DB pension schemes need to increase certainty about potential outcomes to help them reach their chosen goal, says Jos Vermeulen of Insight Investment
Defined benefit (DB) pension schemes are at a watershed, with more than 80% effectively closed to new members and 40% also closed to future accrual.1 Many trustees and sponsors would like to move to an ‘endgame' that secures all their scheme's obligations, such as a full buy-out of pension obligations by an insurance company or self sufficiency with little dependency on their sponsor.
Problem: Most schemes don't yet have enough assets to fund all their liabilities. So how can schemes plot a sure path from where they are now towards their goal?
Finding the path
The first step, says Jos Vermeulen of Insight Investment, is to identify your preferred goal - such as a buy-out in ten years - so that you can explore a range of possible paths towards it.2 He says that schemes usually find that paths employing traditional ‘return seeking' strategies result in uncertainty. These strategies offer too wide a range of potential outcomes because of investment and other risks including inflation and longevity risk.
Insight argues that like an individual employee approaching retirement - moving from asset accumulation to decumulation - pension schemes moving towards endgames must shift their focus from return generation to outcome certainty. "Cash-flow negative schemes have shortening time horizons that leave much less time to recover from unforeseen shocks," Vermeulen explains.
Schemes have had to deal with the unexpected many times over the last decade including market volatility after the global financial crisis, prolonged low interest rates, the Brexit vote, and accelerated cash outflows after George Osborne's 2015 pension freedoms.
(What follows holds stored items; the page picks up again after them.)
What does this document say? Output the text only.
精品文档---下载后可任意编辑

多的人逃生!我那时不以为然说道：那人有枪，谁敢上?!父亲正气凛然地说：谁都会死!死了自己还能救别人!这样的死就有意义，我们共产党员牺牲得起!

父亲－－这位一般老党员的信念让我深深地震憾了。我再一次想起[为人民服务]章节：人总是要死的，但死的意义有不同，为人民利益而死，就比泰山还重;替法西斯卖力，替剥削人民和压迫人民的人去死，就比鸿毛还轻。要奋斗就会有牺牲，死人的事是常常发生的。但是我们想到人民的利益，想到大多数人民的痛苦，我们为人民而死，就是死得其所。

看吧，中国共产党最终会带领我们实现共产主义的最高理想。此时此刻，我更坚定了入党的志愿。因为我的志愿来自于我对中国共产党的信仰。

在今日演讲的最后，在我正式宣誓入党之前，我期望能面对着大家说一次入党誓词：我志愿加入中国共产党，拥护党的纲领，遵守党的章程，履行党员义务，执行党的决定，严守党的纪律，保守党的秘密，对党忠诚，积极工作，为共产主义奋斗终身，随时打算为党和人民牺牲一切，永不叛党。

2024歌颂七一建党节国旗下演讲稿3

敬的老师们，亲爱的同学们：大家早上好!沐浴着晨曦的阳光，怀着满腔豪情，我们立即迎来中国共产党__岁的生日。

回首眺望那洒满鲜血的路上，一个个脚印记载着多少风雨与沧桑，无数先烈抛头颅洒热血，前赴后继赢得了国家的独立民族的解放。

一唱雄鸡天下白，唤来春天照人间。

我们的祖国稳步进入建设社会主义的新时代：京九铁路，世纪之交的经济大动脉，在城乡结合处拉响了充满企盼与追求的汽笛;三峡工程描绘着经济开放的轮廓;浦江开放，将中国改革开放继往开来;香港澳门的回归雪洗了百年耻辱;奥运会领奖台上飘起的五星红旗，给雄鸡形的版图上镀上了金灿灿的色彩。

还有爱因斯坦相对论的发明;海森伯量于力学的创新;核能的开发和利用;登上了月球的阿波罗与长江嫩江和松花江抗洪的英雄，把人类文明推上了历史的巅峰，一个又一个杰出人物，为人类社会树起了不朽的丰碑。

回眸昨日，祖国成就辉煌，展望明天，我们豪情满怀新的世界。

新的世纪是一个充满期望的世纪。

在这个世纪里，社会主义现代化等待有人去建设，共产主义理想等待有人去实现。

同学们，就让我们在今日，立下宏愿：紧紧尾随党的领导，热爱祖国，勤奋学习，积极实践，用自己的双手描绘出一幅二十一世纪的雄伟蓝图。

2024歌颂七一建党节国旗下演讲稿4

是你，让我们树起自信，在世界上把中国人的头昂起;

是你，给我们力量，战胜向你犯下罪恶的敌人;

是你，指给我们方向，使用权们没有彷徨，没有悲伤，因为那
"So the key goal is to narrow the range of potential future outcomes", he says, using the wider toolkit now available in the pension scheme armoury. Insight suggests following three steps:
• Lock down outcomes by hedging liability risks including interest rates, inflation and longevity, often perceived as the most difficult risk to handle
• Solve the uncertainty problem by investing in contractual assets such as bonds to generate the cashflows and returns needed to meet obligations
• Manage liquidity to ensure the scheme can cover its outflows and avoid being a forced seller in difficult markets
The Insight team recognises that no solution can be 100% perfect, so schemes should create buffers by stress testing any residual risks such as reinvestment risk or the risk of default in their bond portfolios. They should also construct portfolios that preserve flexibility to help deal with any setbacks.
- Source: The Pensions Regulator, November 2018.
- Over half FTSE 100 schemes might be in a position to move to insurer buy-out within 10 years. See K. Kaveh, How Close Are DB Schemes to the Endgame?, Professional Pensions, 11 July 2019, pp.14-15.